‘Mission: Impossible’ at 30: how Steven Spielberg and George Lucas helped create another monster
On May 22nd, 1996, Tom Cruise officially entered the Tom Cruise business when Mission: Impossible was released, laying down a marker that he’d follow for the rest of his career.
While it wasn’t his first gun-ho action movie, with Top Gun making him a star ten years previously, it was the first all-out action blockbuster that he’d built himself from the ground up. It was the first film he produced and the first picture that sold itself on his death-defying stunts, which has been the norm ever since, but he got a couple of assists along the way from a pair of experienced game-changers.
Initially, Cruise had been developing Mission: Impossible as a reunion with Sydney Pollack, but when he vacated the director’s chair, a replacement was needed. As fate would have it, the star went over to Steven Spielberg’s house for dinner one night, and Brian De Palma happened to be there. The three shot the shit about the industry, and the actor was suddenly hit with a burst of inspiration.
“I went home that night, and I stayed up for about 14 hours, and I got all of De Palma’s movies, and I restudied all of his movies,” Cruise recalled. After his all-night binge, he reached a simple, bleary-eyed conclusion: “He’s got to direct Mission: Impossible.” Had the filmmaker not been at the Spielberg-hosted dinner party, then who’s to say he would have ended up with the gig?
Of course, Spielberg has reshaped cinema several times over, both alone and with his long-time BFF, George Lucas. Together, the pair turned the landscape upside down, whether it was Jaws igniting the blockbuster era, Star Wars shattering box office records and making billions in merchandising, or their shared forays into pushing the boundaries of visual effects technology to new heights.
Not wanting to feel left out, Lucas weighed in on Mission: Impossible, too.
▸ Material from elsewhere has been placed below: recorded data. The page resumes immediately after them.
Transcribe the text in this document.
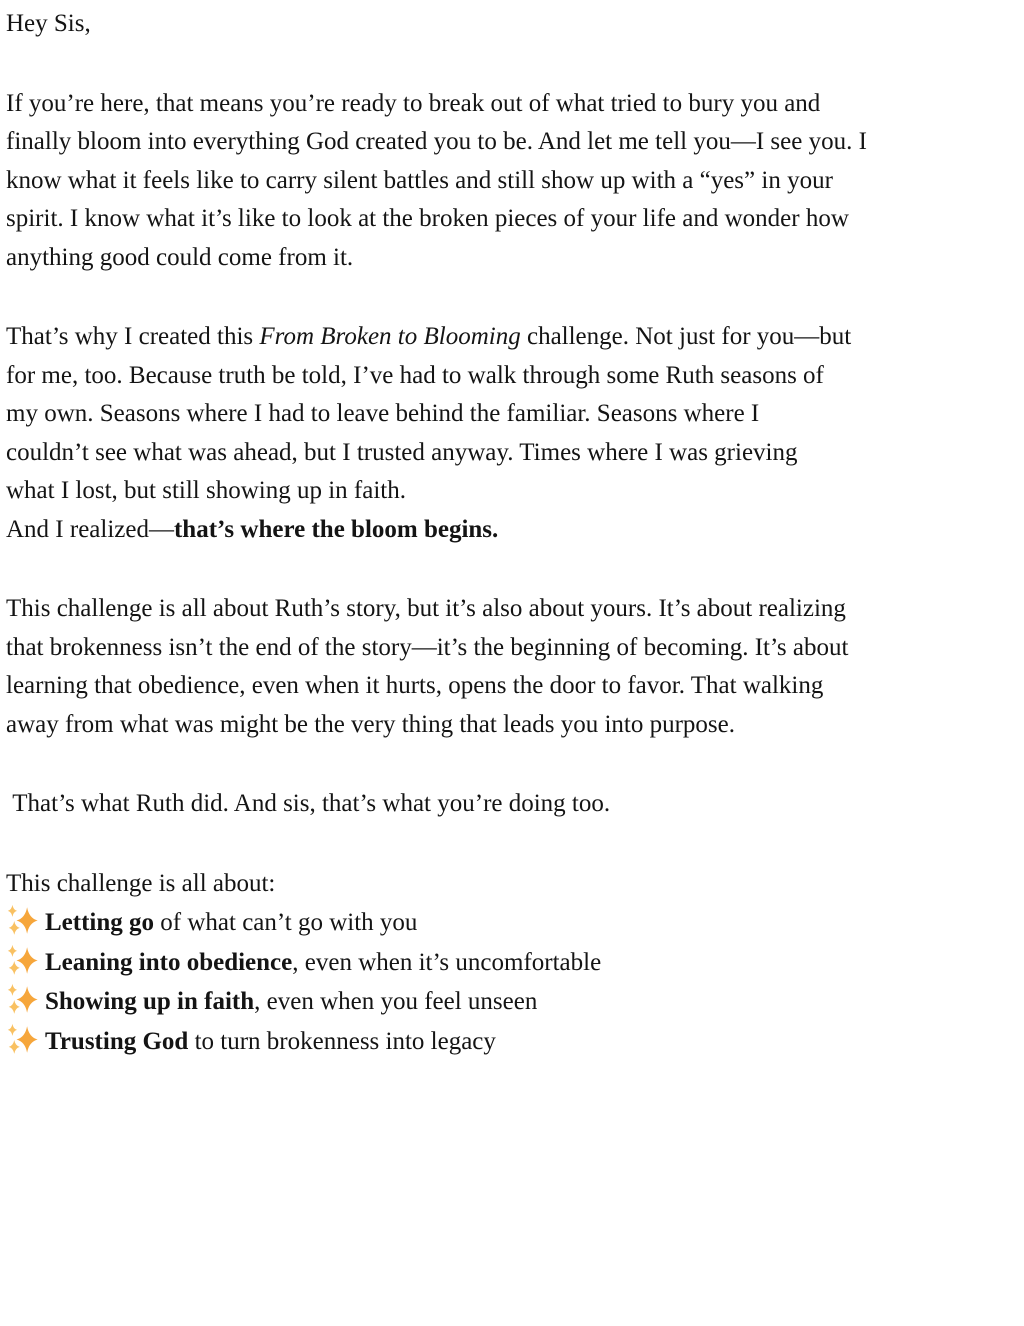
Hey Sis,

If you’re here, that means you’re ready to break out of what tried to bury you and
finally bloom into everything God created you to be. And let me tell you—I see you. I
know what it feels like to carry silent battles and still show up with a “yes” in your
spirit. I know what it’s like to look at the broken pieces of your life and wonder how
anything good could come from it.

That’s why I created this From Broken to Blooming challenge. Not just for you—but
for me, too. Because truth be told, I’ve had to walk through some Ruth seasons of
my own. Seasons where I had to leave behind the familiar. Seasons where I
couldn’t see what was ahead, but I trusted anyway. Times where I was grieving
what I lost, but still showing up in faith.
And I realized—that’s where the bloom begins.

This challenge is all about Ruth’s story, but it’s also about yours. It’s about realizing
that brokenness isn’t the end of the story—it’s the beginning of becoming. It’s about
learning that obedience, even when it hurts, opens the door to favor. That walking
away from what was might be the very thing that leads you into purpose.

That’s what Ruth did. And sis, that’s what you’re doing too.

This challenge is all about:
Letting go of what can’t go with you
Leaning into obedience, even when it’s uncomfortable
Showing up in faith, even when you feel unseen
Trusting God to turn brokenness into legacy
The film was supposed to begin with an elaborate opening sequence that established a love triangle between Cruise’s Ethan Hunt, Jon Voight’s Jim Phelps, and Emmanuelle Béart’s Claire, but the Star Wars creator convinced his fellow ‘Movie Brat’ to scrap the scene.
Instead, and even more importantly, Lucas asked De Palma a simple question: “Where’s your spaghetti scene?” Just like that, Mission: Impossible had a new and vastly improved introduction, one that introduced audiences to the core characters and then pulled the rug from right underneath them when most of the cast was swiftly killed off, creating an instant sense of intrigue and unpredictability.
Fast forward three decades, and Mission: Impossible spawned seven sequels that combined to earn almost $5 billion at the box office, with everything from Brad Bird’s Ghost Protocol onward doing an impressive job of establishing Cruise’s signature series as one of cinema’s all-time great action sagas.
It also began the age of Tom Cruise: Action Hero in earnest, a persona that he’s been dining out on ever since. While you can’t credit Spielberg and Lucas for single-handedly creating their latest in a long line of Hollywood monsters, it’s also true that if it wasn’t for the highest-grossing director in the business and his plaid-wearing buddy, Mission: Impossible may not have lasted 30 years and eight movies, with their contributions to the original proving invaluable in hindsight.